Era uma reação típica ao perigo, lembrar-se da mãe. Ele se lembrou de ter lido um estudo sobre pessoas que se salvaram de um perigo mortal. Praticamente todas, jovens ou velhos, admitiram ter pensado em suas mães em algum momento durante a crise.

Ele se manteve no mesmo lugar enquanto olhava para ela, braços caídos ao lado do corpo, sem utilidade. Ele nunca se sentira tão inadequado emocionalmente em toda a sua vida. Ele queria colocar os braços ao redor dela e confortá-la, enxugar as lágrimas do seu rosto, mas se deteve.

Quem era o idiota agora?

Sua cabeça girou tentando pensar no que fazer em seguida.

"Veneno de cobra, casulo de caramujo ralado e três gotas de seiva de Sonchus Oleracus?"

Ela levou a mão ou rosto, limpou os olhos e soluçou antes de responder: "Intemperies Vocis, uma poção que faz com que se grite involuntariamente obscenidades.

"Myosotis, Daucus Carota e asas de mosca-brava em infusão por 5 horas durante o equinócio de primavera?"

Ela se virou e olhou para ele. Ao menos ela tinha parado de chorar.

"Um poção simples para restaurar a memória", ela respondeu.

"E o que você acrescentaria se quisesse investigar o subconsciente?"

"A córnea de uma serpente Python e uma gota de Veritaserum, garantindo que o Veritaserum tenha se misturado por igual."

Ele balançou a cabeça afirmativamente.

"Quantidades iguais de Farina, Saccharon e Butyrum, misturados com dois Pullus Ovum?"

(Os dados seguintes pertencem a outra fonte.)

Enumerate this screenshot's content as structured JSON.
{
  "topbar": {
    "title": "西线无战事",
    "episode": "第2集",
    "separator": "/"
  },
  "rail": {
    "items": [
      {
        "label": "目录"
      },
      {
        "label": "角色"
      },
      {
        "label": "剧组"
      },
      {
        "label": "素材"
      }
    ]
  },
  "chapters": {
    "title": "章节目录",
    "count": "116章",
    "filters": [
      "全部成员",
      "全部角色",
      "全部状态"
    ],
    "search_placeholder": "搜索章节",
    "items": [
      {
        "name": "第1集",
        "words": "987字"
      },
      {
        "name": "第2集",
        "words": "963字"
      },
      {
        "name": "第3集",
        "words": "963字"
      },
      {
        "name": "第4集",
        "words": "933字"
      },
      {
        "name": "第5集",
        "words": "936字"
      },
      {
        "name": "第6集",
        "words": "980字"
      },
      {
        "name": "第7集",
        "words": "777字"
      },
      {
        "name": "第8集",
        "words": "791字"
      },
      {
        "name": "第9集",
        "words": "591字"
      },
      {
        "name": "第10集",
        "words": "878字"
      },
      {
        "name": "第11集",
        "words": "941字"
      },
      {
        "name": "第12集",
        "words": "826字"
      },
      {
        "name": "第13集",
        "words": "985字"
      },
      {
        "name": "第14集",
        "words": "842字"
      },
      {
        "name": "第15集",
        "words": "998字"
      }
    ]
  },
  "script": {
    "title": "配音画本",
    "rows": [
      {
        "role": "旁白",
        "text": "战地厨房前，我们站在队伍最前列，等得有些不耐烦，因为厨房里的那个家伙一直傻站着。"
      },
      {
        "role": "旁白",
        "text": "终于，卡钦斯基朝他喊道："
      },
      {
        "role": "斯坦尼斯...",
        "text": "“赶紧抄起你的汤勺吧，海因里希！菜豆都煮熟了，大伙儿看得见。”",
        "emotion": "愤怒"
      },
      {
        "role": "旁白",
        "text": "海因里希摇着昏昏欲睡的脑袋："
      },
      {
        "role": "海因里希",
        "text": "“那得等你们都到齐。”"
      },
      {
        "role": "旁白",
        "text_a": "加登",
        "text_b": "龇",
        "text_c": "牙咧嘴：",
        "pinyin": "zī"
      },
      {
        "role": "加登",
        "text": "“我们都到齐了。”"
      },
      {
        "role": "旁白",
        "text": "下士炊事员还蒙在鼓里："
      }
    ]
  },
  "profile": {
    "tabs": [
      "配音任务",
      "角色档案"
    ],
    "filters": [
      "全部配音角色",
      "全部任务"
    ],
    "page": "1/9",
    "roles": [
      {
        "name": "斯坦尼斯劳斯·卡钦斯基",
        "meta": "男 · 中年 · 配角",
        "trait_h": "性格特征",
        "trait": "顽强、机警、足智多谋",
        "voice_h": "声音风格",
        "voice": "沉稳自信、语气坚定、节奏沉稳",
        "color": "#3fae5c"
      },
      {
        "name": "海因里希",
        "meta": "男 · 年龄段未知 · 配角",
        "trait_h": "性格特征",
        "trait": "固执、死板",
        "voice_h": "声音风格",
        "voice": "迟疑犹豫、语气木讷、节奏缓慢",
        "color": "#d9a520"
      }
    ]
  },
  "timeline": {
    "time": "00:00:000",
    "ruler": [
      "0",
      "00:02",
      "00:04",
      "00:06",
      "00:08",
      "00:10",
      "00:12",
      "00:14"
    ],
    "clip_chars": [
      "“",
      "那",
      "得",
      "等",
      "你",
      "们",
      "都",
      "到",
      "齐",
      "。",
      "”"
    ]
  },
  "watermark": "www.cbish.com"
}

Ela piscou e não conteve uma risada.

"Ingredientes para um pão-de-ló."

Gargalhando, ela se sentou na cama.

"Eu não esperava que o senhor soubesse como fazer um bolo, professor."

"Minha mãe era secretária de uma bruxa que escrevia tanto livros de poções como livros de receitas", disse ele enquanto sentava na cama ao lado dela e continuou. "Como ela estava freqüentemente doente e incapaz de trabalhar eu a ajudava a passar os rascunhos a limpo."

Ele parou surpreso consigo mesmo. Por que raios ele estava contando isso para ela?

"Então é daí que vem o seu conhecimento de poções?"

"Inicialmente sim".

"E pão-de-ló...", ela sorriu para ele.

"Meu bolo de caldeirão é um sucesso", acrescentou ele retribuindo o sorriso.

"Meus pais são dentistas, mas eu não sei muito sobre dentes".

"Em compensação você absorve conhecimento em todas as outras esferas e se dedica aos estudos com grande maturidade."

"Uma cabeça velha sobre ombros jovens. É assim que muita gente me descreve. Meus pais nunca falaram comigo como se eu fosse criança. Eles sempre perguntavam a minha opinião sobre tudo e me deixavam participar de todas as decisões. É claro que eu tive uma infância normal, mas eu creio que a atitude deles me transformou no que eu sou", ela olhou para ele. "Sua mãe ainda vive?"

"Não."

"Você tem alguma ...família?"

Ele olhou para ela e respondeu: "Acho que você deve descansar um pouco".